Monitoring Performance
I would keep a close eye on the two primary metrics. I would also be more active in maintenance during market changes and shifts. I would decide to recalibrate or refit when either the metrics are noticeably underperforming or the outside news is causing volatility.
Caveats
- The first caveat is that this is a rolling forecast. Its strengths do not support the goal of predicting long-term prices for investment advice. It is crucial to understand the short-term nature of this model.
- Second, it requires maintenance.

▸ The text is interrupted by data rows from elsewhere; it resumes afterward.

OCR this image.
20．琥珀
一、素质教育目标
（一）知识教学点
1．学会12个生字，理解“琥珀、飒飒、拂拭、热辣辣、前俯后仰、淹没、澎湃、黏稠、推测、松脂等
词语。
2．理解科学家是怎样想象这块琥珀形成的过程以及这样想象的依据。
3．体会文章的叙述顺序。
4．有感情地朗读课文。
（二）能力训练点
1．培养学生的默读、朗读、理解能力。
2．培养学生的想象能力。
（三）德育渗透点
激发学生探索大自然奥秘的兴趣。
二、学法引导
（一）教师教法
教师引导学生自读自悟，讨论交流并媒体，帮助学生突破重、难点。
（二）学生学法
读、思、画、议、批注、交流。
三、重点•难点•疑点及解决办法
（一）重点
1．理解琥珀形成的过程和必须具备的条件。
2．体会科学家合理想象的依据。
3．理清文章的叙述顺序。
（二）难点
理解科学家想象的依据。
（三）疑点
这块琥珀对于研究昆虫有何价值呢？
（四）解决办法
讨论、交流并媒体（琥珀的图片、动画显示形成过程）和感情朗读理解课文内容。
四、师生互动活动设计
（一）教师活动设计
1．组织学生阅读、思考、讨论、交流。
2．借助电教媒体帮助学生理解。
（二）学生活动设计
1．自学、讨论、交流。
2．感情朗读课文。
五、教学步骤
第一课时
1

Since the model is a rolling forecast, it must have its history updated at a very consistent rate. It is also crucial to retrain the model, which adds more time and energy.
- Lastly, it is not aware of anything outside of the 6 basic features. It is not using the latest financial news and information when predicting. It does not know the current global market trend. It is limited, as of right now, to only its daily stock price information.